When Park City’s Danelle Umstead got an email asking her to be a contestant on the current season of ABC’s “Dancing with the Stars,” she thought it was somebody’s idea of a joke.

“Not gonna lie — I thought I was getting punked in some way,” she said. “I was, like, 'Are you kidding me? Is this really real?'”

And Umstead had plenty of reason for skepticism. For one thing, she has zero dancing experience. For another — she's blind.

“In 2007, I said out loud that I wanted to be the first blind contestant on 'Dancing with the Stars,'” she said in a phone interview with The Salt Lake Tribune. “But when the email came, I asked myself, 'Do I really want to do this?' And I definitely did.”

Umstead was diagnosed with retinitis pigmentosa — a genetic eye condition that causes the retina to degenerate — when she was just 13. She has no central vision and is losing her peripheral vision. Currently, her spotted vision limits her sight to less than 5 feet, without any detail.

But she's a three-time medalist at the Paralympics. And she left the “Dancing” judges sounding amazed after her performance, with partner Artem Chigvintsev, last week.

(Umstead memorizes the steps and performs using her sense of touch with her partner.)

“What you did was spectacular,” said judge Carrie Ann Inaba. “The way you moved through uncertainty and the trust — I think we can all feel the bond between you and Artem, which was so magical.
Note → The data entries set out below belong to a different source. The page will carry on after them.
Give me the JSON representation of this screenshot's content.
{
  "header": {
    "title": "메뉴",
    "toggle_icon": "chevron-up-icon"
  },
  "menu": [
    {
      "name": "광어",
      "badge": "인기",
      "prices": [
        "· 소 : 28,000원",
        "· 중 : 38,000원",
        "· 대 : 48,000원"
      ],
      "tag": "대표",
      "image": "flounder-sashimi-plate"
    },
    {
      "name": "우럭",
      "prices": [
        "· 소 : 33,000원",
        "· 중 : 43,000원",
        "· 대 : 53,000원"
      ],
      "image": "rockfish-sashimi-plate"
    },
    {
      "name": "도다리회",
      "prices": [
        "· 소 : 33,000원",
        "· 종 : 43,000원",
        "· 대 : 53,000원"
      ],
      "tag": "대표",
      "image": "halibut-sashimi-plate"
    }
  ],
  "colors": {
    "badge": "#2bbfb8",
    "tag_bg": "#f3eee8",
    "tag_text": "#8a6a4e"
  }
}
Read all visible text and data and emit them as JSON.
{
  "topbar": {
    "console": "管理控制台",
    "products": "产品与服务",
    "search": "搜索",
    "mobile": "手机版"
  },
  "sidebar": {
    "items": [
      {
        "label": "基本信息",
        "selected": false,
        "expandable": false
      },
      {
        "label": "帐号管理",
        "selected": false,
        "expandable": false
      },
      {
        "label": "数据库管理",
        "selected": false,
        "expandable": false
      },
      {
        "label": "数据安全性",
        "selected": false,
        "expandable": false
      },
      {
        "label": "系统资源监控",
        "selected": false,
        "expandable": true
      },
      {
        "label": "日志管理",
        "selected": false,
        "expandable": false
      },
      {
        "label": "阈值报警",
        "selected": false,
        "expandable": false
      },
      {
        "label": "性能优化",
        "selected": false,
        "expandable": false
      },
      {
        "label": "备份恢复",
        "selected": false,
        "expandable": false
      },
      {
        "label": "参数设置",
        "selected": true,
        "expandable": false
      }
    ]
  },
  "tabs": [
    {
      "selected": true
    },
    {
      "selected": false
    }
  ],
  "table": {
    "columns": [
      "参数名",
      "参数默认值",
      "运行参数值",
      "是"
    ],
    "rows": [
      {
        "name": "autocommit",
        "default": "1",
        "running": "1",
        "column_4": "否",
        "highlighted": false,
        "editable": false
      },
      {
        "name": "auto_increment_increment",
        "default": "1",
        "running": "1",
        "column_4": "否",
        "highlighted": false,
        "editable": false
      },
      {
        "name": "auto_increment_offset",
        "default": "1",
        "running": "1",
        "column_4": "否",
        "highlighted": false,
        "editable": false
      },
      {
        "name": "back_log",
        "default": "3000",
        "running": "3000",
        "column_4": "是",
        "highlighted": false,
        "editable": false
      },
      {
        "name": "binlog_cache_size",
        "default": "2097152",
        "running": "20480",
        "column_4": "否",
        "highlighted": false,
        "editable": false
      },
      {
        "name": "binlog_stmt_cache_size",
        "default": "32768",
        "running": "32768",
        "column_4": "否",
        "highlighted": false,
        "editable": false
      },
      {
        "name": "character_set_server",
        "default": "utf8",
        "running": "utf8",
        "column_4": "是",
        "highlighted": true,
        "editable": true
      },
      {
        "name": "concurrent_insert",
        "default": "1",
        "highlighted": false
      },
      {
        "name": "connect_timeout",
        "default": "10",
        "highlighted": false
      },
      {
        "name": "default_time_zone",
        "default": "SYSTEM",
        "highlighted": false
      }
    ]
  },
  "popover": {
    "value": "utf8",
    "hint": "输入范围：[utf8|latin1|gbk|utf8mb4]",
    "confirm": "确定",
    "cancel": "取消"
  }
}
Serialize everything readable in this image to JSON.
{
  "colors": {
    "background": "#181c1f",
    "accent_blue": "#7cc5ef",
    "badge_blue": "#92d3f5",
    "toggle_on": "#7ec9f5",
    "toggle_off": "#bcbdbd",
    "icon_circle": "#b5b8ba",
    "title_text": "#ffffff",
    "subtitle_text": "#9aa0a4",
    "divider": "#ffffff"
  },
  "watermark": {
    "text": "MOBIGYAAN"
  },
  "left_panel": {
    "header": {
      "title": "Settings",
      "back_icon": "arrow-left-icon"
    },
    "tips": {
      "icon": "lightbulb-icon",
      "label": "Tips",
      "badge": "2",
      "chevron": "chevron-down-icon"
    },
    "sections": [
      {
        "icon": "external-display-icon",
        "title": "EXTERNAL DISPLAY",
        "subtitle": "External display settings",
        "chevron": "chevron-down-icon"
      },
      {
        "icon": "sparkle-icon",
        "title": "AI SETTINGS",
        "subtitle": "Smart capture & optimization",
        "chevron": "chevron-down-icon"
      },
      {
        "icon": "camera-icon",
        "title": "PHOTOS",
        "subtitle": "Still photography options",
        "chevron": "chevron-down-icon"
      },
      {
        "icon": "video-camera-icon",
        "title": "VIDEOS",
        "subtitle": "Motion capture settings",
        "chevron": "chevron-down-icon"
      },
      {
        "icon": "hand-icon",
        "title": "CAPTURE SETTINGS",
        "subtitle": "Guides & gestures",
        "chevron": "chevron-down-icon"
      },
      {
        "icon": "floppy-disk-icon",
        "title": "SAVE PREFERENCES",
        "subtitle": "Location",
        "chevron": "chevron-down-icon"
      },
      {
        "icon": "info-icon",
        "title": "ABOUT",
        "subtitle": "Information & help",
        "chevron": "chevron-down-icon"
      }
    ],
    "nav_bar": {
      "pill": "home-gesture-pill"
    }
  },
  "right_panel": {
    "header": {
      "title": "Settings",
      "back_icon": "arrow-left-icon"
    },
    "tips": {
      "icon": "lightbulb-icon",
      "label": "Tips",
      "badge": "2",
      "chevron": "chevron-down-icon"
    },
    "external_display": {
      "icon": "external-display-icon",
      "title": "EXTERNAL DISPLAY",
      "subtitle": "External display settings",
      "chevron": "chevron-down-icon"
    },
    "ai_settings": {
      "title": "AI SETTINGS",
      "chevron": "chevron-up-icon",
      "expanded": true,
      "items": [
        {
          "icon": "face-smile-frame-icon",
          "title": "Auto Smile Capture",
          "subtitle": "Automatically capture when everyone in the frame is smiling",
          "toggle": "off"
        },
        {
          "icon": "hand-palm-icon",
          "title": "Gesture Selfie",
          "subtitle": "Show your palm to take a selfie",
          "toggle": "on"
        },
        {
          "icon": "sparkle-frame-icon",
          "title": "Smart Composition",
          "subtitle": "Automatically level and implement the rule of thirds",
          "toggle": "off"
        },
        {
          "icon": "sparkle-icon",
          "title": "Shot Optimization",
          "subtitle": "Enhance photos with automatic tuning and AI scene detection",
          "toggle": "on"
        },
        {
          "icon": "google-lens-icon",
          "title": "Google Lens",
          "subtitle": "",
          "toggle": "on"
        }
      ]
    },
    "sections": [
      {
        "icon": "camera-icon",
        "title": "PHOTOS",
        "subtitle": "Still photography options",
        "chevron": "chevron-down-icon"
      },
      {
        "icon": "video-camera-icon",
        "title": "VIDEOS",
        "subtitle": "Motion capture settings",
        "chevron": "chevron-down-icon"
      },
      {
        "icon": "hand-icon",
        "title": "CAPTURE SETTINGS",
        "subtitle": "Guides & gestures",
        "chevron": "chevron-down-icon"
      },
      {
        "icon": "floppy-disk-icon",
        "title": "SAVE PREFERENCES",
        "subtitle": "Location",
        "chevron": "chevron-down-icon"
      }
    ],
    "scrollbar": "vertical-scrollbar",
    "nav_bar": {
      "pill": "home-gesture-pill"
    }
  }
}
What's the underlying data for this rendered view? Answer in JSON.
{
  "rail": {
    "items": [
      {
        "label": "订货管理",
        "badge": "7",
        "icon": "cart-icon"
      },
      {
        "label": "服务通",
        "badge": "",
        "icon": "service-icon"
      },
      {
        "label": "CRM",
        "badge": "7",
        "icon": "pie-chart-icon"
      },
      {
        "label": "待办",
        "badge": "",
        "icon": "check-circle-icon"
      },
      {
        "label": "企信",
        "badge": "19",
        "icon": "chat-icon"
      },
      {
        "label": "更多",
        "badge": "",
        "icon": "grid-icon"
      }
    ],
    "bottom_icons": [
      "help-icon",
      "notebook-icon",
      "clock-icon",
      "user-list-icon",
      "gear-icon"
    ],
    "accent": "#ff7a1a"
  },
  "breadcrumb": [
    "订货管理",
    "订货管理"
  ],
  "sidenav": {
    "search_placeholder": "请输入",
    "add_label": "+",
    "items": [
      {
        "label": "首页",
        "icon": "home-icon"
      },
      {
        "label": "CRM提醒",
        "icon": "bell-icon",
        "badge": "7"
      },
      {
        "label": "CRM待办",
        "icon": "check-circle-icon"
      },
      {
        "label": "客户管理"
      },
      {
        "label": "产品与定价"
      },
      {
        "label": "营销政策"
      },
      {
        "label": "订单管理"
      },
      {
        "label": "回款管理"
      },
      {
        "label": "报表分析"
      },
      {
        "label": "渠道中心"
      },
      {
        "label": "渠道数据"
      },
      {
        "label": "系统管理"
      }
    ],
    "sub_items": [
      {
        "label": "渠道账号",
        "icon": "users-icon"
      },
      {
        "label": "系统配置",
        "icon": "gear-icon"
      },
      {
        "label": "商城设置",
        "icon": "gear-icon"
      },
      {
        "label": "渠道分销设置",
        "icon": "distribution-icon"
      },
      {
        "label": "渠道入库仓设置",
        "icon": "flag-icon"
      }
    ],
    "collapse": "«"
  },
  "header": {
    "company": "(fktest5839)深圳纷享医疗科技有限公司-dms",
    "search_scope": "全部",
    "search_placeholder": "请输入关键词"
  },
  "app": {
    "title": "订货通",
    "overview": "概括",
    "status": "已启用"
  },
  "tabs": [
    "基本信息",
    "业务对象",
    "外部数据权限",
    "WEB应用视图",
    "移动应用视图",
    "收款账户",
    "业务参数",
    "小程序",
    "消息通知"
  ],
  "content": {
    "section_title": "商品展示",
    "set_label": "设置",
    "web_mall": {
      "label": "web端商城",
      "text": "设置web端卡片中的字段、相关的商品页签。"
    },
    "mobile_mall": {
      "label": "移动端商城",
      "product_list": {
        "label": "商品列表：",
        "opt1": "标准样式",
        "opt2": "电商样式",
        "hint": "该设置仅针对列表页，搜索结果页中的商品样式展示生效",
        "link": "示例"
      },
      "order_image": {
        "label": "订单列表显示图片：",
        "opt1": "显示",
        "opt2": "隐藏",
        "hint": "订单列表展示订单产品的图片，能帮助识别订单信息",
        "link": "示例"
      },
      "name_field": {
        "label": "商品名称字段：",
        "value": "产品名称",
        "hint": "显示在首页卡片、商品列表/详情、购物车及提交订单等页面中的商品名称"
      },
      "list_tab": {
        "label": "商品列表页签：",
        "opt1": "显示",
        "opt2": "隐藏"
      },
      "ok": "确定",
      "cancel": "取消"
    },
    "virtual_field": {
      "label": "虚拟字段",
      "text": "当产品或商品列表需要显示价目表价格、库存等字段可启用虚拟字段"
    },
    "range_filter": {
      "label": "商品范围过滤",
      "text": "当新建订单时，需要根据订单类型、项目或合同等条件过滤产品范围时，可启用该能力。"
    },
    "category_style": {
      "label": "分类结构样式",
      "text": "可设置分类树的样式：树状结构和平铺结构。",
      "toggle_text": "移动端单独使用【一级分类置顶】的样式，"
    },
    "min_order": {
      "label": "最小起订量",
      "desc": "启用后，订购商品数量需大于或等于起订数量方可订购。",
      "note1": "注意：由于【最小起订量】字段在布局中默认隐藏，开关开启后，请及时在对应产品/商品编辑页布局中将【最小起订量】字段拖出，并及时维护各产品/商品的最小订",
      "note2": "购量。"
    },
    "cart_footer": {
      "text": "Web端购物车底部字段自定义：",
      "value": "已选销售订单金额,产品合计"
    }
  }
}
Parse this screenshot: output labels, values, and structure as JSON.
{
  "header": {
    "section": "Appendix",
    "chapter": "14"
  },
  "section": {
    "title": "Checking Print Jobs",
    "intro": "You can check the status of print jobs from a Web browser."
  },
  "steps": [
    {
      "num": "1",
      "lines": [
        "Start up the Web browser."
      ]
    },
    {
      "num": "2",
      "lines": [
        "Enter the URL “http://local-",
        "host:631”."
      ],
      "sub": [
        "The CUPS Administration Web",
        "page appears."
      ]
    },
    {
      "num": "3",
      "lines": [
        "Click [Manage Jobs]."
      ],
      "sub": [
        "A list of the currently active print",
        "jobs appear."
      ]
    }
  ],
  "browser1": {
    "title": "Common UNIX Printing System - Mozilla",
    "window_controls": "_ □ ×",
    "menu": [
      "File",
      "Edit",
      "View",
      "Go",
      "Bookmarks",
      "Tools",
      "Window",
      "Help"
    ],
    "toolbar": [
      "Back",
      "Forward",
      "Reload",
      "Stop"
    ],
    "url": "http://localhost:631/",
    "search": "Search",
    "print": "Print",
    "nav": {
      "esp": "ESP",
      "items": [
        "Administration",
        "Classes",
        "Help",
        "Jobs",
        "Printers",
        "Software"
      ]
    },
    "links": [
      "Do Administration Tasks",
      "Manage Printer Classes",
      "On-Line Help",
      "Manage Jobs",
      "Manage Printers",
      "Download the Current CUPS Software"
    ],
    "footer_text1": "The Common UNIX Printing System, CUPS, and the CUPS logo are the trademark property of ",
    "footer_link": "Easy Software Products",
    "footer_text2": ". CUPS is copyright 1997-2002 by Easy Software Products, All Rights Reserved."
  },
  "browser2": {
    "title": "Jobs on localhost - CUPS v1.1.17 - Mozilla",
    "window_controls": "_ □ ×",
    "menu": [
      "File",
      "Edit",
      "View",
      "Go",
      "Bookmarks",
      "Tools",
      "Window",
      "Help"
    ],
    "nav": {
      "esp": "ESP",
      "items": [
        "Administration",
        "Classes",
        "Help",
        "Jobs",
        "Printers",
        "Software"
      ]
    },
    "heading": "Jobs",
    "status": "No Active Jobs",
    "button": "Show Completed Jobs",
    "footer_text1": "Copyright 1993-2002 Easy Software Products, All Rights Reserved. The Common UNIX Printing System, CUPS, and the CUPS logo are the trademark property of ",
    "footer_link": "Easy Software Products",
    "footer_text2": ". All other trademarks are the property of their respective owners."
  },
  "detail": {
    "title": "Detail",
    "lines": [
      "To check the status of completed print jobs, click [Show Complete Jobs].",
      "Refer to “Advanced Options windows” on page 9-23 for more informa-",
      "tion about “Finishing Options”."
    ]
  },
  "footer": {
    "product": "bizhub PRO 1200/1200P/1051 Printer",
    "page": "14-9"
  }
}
You moved as one body.”

But Umstead said what she's learned so far has been how little she knew.

“I thought I could move a little. No, no — it's all wrong,” she said with a laugh.

That Umstead is surprising people on the dance floor is an echo of her career on the slopes. She didn’t learn to ski until she was 29. Her dreams of the Paralympics didn’t begin until four years later (in 2005), when she and her husband moved to Park City and she learned of the competition program at the National Ability Center there.

“I said, ‘I want to be a ski racer. I want to be a Paralympian,’” Umstead said — and she was met with a good deal of skepticism. “No one at the National Ability Center said this, but people around me in the skiing world, said, ‘Mmm, you’re coming into this really late. You’re too old. You just learned how to ski. This is pretty impossible.’

“And I didn't listen. I said, 'I'm just going to work that much harder. I'm going to push myself that much more. And I'm going to get out there and do what I can do to follow this dream.'”

A dream that led her to three consecutive Paralympics (2010, 2014 and 2018) and three bronze medals, along with multiple silver and bronze medals at the World Championships.

“And then coming into ['Dancing with the Stars'], I know everybody's talking about my visual challenge, but I also have a physical, neuro challenge, which is multiple sclerosis,” Umstead said.

“This is super hard. And even I, at times, am doubting myself. I didn't realize how big of a challenge it is until I started learning what dancing is all about. Because a blind or visually impaired person, at least this one, has never actually seen the full detail to it, and there's a lot of visual detail to dancing.”

Still, she vowed to “push myself as hard as I can to put my best dance out there each and every week, and hope that America is inspired by that and votes for me. We’re going to need everybody’s support, because I am the underdog in that area, too.”

(She'll find out on Monday — 7 p.m., ABC/Channel 4 — whether she got enough viewer votes to continue for another week.)

Umstead said she hopes she can be an inspiration to people with disabilities and “just people in general.”

“We all have rough days. We all have hard times. We all want to give up on something. I hope I’m inspiring people to just be happy and make each day their very best day. That’s all we can do in life.

“And I’m inspiring myself, because this really seems impossible."